Hi All, AIA extension on the certificate issued by an online CA shows:[2]Authority Info AccessAccess Method=On-line Certificate Status Protocol (1.3.6.1.5.5.7.48.1) Alternative Name:URL=http://ocsp.pki.slb.com/ocsp But this URL does not shows up either in PKIView nor when I ranCertutil -verify -urlfetch "certfile.cer". Any suggestion. Thanks chinwalaResolution:OCSPlocation is only visable when you run PKIView or certutil commandthrough Window Vista or from Window 2008 server.

Has anyone determined how to resolve the PKIVIEW error relating to the OCSP URL? Everything else checks out fine (certutil -url cert.cer) etc etc.I am sure this is by design, but I would like to have a "clean" administrator view of the authority hierarchy.Thanks,Keenan

Ali Chinwala said: chinwalaResolution:OCSPlocation is only visable when you run PKIView or certutil commandthrough Window Vista or from Window 2008 server. You are correct that the OCSP location shows up in Vista and 2008, but PKIView still errors.... Viewing PKIView in Vista or 2008 doesnot resolve the issue.

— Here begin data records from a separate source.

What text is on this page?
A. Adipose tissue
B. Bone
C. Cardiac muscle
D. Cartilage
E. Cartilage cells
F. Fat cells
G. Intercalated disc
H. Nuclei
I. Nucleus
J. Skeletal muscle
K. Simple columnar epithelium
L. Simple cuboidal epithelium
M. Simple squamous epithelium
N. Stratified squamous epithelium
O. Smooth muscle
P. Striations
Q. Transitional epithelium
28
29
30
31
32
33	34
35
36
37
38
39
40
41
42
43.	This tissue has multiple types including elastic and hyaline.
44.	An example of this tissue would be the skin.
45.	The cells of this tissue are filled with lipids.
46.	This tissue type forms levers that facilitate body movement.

"PKIView uses the latest CA Exchange certificate. You can go to the CA, delete the CA Exchange certificate from the local machine store (used to protect archived private keys during cert issuance). Then restart Certificate Serivces. This will request a new CA Exchange certificate with the corrected OCSP URL information."This fixes the issue! You need to revoke (not delete) the CA Exchange certificate that you see in the CA's list of issued certificates. Once you restart the service it rebuilds the proper cert for this.

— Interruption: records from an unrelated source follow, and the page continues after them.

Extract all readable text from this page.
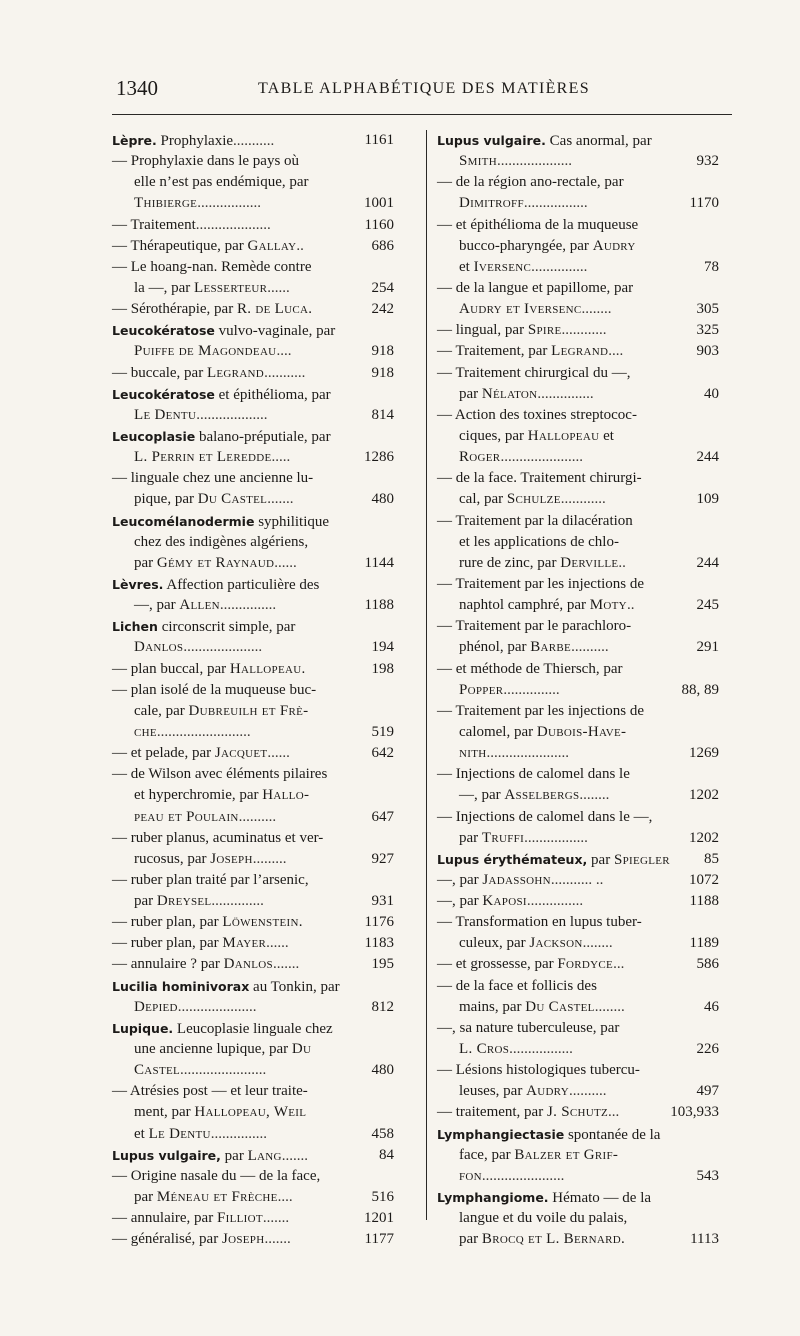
1340	TABLE ALPHABÉTIQUE DES MATIÈRES
Lèpre. Prophylaxie...........	1161
— Prophylaxie dans le pays où
elle n’est pas endémique, par
Thibierge.................	1001
— Traitement....................	1160
— Thérapeutique, par Gallay..	686
— Le hoang-nan. Remède contre
la —, par Lesserteur......	254
— Sérothérapie, par R. de Luca.	242
Leucokératose vulvo-vaginale, par
Puiffe de Magondeau....	918
— buccale, par Legrand...........	918
Leucokératose et épithélioma, par
Le Dentu...................	814
Leucoplasie balano-préputiale, par
L. Perrin et Leredde.....	1286
— linguale chez une ancienne lu-
pique, par Du Castel.......	480
Leucomélanodermie syphilitique
chez des indigènes algériens,
par Gémy et Raynaud......	1144
Lèvres. Affection particulière des
—, par Allen...............	1188
Lichen circonscrit simple, par
Danlos.....................	194
— plan buccal, par Hallopeau.	198
— plan isolé de la muqueuse buc-
cale, par Dubreuilh et Frè-
che.........................	519
— et pelade, par Jacquet......	642
— de Wilson avec éléments pilaires
et hyperchromie, par Hallo-
peau et Poulain..........	647
— ruber planus, acuminatus et ver-
rucosus, par Joseph.........	927
— ruber plan traité par l’arsenic,
par Dreysel..............	931
— ruber plan, par Löwenstein.	1176
— ruber plan, par Mayer......	1183
— annulaire ? par Danlos.......	195
Lucilia hominivorax au Tonkin, par
Depied.....................	812
Lupique. Leucoplasie linguale chez
une ancienne lupique, par Du
Castel.......................	480
— Atrésies post — et leur traite-
ment, par Hallopeau, Weil
et Le Dentu...............	458
Lupus vulgaire, par Lang.......	84
— Origine nasale du — de la face,
par Méneau et Frèche....	516
— annulaire, par Filliot.......	1201
— généralisé, par Joseph.......	1177
Lupus vulgaire. Cas anormal, par
Smith....................	932
— de la région ano-rectale, par
Dimitroff.................	1170
— et épithélioma de la muqueuse
bucco-pharyngée, par Audry
et Iversenc...............	78
— de la langue et papillome, par
Audry et Iversenc........	305
— lingual, par Spire............	325
— Traitement, par Legrand....	903
— Traitement chirurgical du —,
par Nélaton...............	40
— Action des toxines streptococ-
ciques, par Hallopeau et
Roger......................	244
— de la face. Traitement chirurgi-
cal, par Schulze............	109
— Traitement par la dilacération
et les applications de chlo-
rure de zinc, par Derville..	244
— Traitement par les injections de
naphtol camphré, par Moty..	245
— Traitement par le parachloro-
phénol, par Barbe..........	291
— et méthode de Thiersch, par
Popper...............	88, 89
— Traitement par les injections de
calomel, par Dubois-Have-
nith......................	1269
— Injections de calomel dans le
—, par Asselbergs........	1202
— Injections de calomel dans le —,
par Truffi.................	1202
Lupus érythémateux, par Spiegler 85
—, par Jadassohn........... ..	1072
—, par Kaposi...............	1188
— Transformation en lupus tuber-
culeux, par Jackson........	1189
— et grossesse, par Fordyce...	586
— de la face et follicis des
mains, par Du Castel........	46
—, sa nature tuberculeuse, par
L. Cros.................	226
— Lésions histologiques tubercu-
leuses, par Audry..........	497
— traitement, par J. Schutz...	103,933
Lymphangiectasie spontanée de la
face, par Balzer et Grif-
fon......................	543
Lymphangiome. Hémato — de la
langue et du voile du palais,
par Brocq et L. Bernard.	1113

"PKIView uses the latest CA Exchange certificate. You can go to the CA, delete the CA Exchange certificate from the local machine store (used to protect archived private keys during cert issuance). Then restart Certificate Serivces. This will request a new CA Exchange certificate with the corrected OCSP URL information." This fixes the issue! You need to revoke (not delete) the CA Exchange certificate that you see in the CA's list of issued certificates. Once you restart the service it rebuilds the proper cert for this. I can confirm this fixes the problem. Revoke the CAExchange certificate, re-start Certificate Services and give it a minute to test it. I would suggest the reason for the failure is that "PKIView" is using the CDP and AIA fields included in the CAExchange certificate as the means of verifying whether the AIA, CDP, and OCSP locations are working. If there is a mismatch between what the PKI configuration says and what the CAExchange certificate says, then it gives the error. In comparison, running "certutil -url" on a manually defined certificate at a command prompt may not show the problem because that certificate might already include the updated OCSP URLs.

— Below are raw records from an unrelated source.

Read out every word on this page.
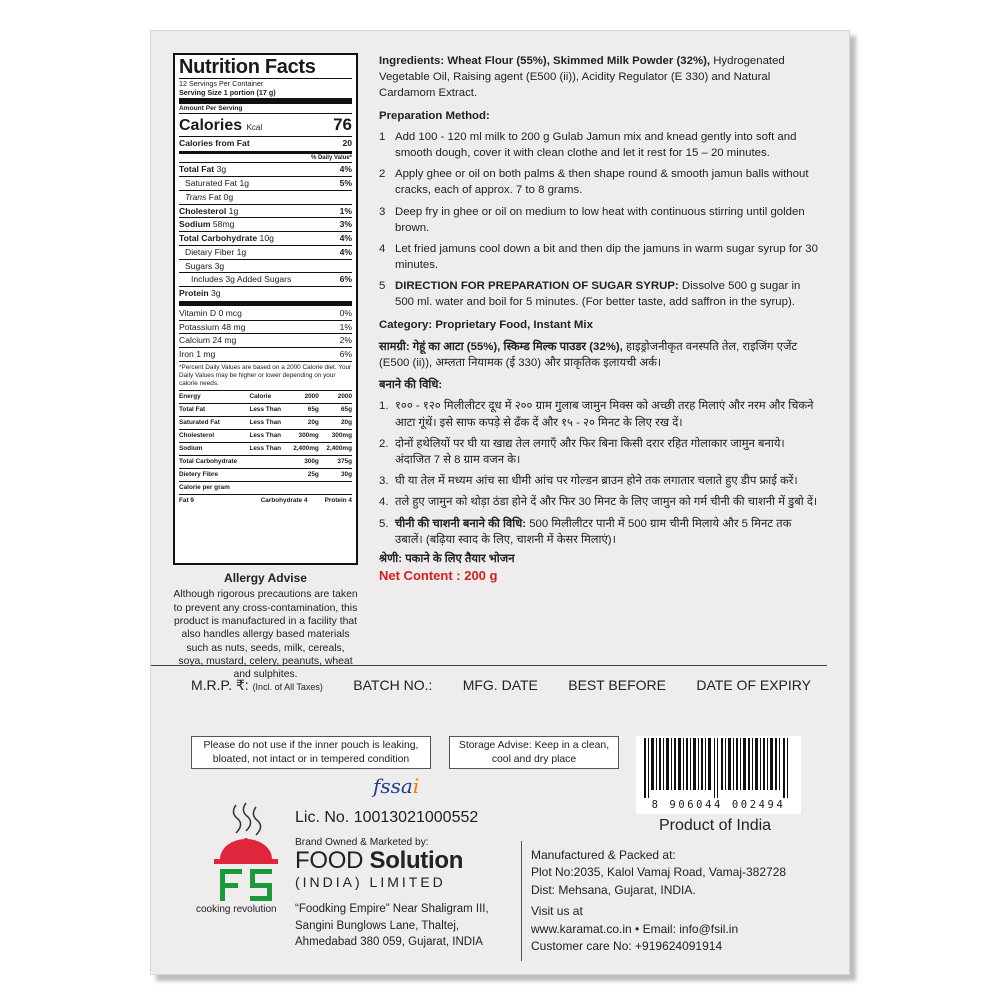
Nutrition Facts
12 Servings Per Container
Serving Size 1 portion (17 g)
Amount Per Serving
Calories Kcal	76
Calories from Fat	20
% Daily Value*
Total Fat 3g	4%
Saturated Fat 1g	5%
Trans Fat 0g
Cholesterol 1g	1%
Sodium 58mg	3%
Total Carbohydrate 10g	4%
Dietary Fiber 1g	4%
Sugars 3g
Includes 3g Added Sugars	6%
Protein 3g
Vitamin D 0 mcg	0%
Potassium 48 mg	1%
Calcium 24 mg	2%
Iron 1 mg	6%
*Percent Daily Values are based on a 2000 Calorie diet. Your Daily Values may be higher or lower depending on your calorie needs.
Energy	Calorie	2000	2000
Total Fat	Less Than	65g	65g
Saturated Fat	Less Than	20g	20g
Cholesterol	Less Than	300mg	300mg
Sodium	Less Than	2,400mg	2,400mg
Total Carbohydrate		300g	375g
Dietery Fibre		25g	30g
Calorie per gram			
Fat 9	Carbohydrate 4		Protein 4
Allergy Advise
Although rigorous precautions are taken to prevent any cross-contamination, this product is manufactured in a facility that also handles allergy based materials such as nuts, seeds, milk, cereals, soya, mustard, celery, peanuts, wheat and sulphites.
Ingredients: Wheat Flour (55%), Skimmed Milk Powder (32%), Hydrogenated Vegetable Oil, Raising agent (E500 (ii)), Acidity Regulator (E 330) and Natural Cardamom Extract.
Preparation Method:
1 Add 100 - 120 ml milk to 200 g Gulab Jamun mix and knead gently into soft and smooth dough, cover it with clean clothe and let it rest for 15 – 20 minutes.
2 Apply ghee or oil on both palms & then shape round & smooth jamun balls without cracks, each of approx. 7 to 8 grams.
3 Deep fry in ghee or oil on medium to low heat with continuous stirring until golden brown.
4 Let fried jamuns cool down a bit and then dip the jamuns in warm sugar syrup for 30 minutes.
5 DIRECTION FOR PREPARATION OF SUGAR SYRUP: Dissolve 500 g sugar in 500 ml. water and boil for 5 minutes. (For better taste, add saffron in the syrup).
Category: Proprietary Food, Instant Mix
सामग्री: गेहूं का आटा (55%), स्किम्ड मिल्क पाउडर (32%), हाइड्रोजनीकृत वनस्पति तेल, राइजिंग एजेंट (E500 (ii)), अम्लता नियामक (ई 330) और प्राकृतिक इलायची अर्क।
बनाने की विधि:
1. १०० - १२० मिलीलीटर दूध में २०० ग्राम गुलाब जामुन मिक्स को अच्छी तरह मिलाएं और नरम और चिकने आटा गूंथें। इसे साफ कपड़े से ढँक दें और १५ - २० मिनट के लिए रख दें।
2. दोनों हथेलियों पर घी या खाद्य तेल लगाएँ और फिर बिना किसी दरार रहित गोलाकार जामुन बनाये। अंदाजित 7 से 8 ग्राम वजन के।
3. घी या तेल में मध्यम आंच सा धीमी आंच पर गोल्डन ब्राउन होने तक लगातार चलाते हुए डीप फ्राई करें।
4. तले हुए जामुन को थोड़ा ठंडा होने दें और फिर 30 मिनट के लिए जामुन को गर्म चीनी की चाशनी में डुबो दें।
5. चीनी की चाशनी बनाने की विधि: 500 मिलीलीटर पानी में 500 ग्राम चीनी मिलाये और 5 मिनट तक उबालें। (बढ़िया स्वाद के लिए, चाशनी में केसर मिलाएं)।
श्रेणी: पकाने के लिए तैयार भोजन
Net Content : 200 g
M.R.P. ₹: (Incl. of All Taxes) BATCH NO.: MFG. DATE BEST BEFORE DATE OF EXPIRY
Please do not use if the inner pouch is leaking, bloated, not intact or in tempered condition
Storage Advise: Keep in a clean, cool and dry place
8 906044 002494
Product of India
fssai
Lic. No. 10013021000552
cooking revolution
Brand Owned & Marketed by:
FOOD Solution
(INDIA) LIMITED
“Foodking Empire” Near Shaligram III,
Sangini Bunglows Lane, Thaltej,
Ahmedabad 380 059, Gujarat, INDIA
Manufactured & Packed at:
Plot No:2035, Kalol Vamaj Road, Vamaj-382728
Dist: Mehsana, Gujarat, INDIA.
Visit us at
www.karamat.co.in • Email: info@fsil.in
Customer care No: +919624091914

Hi, I can also confirmed this fixed my ocsp error. J

I had same issue and corrected it. First I correctly configured Online Responder (http://technet.microsoft.com/en-us/library/cc772393(WS.10).aspx) and then I revoked certificate wich template is CA Exchange (CAExchange) from computer on wich I start PKI View. To test is Online Responder well configured I used a command: Certutil -verify -urlfetch 1.cer where 1.cer is certificate wich created after Online Responded was configured.

I revoked the certificate for the CA Exchange and restarted the service as outlined above. I do now see the OCSP Location in PKIView and it has a status of OK but I still have the original AIA Location with the http://hostname/ocsp link showing a status of "Unable to Download". Is everyone getting this AIA Location error as well?

I figured out my issue. I had the "Include in the AIA extension of issued certificates" option selected on the ocsp location when it should have only had the "Include in the online certificate status protocol (OCSP) extension." option selected. I removed that option, restarted the CA Service, revoked the CA Exchange Cert once more, restarted CA Service, and all is well now.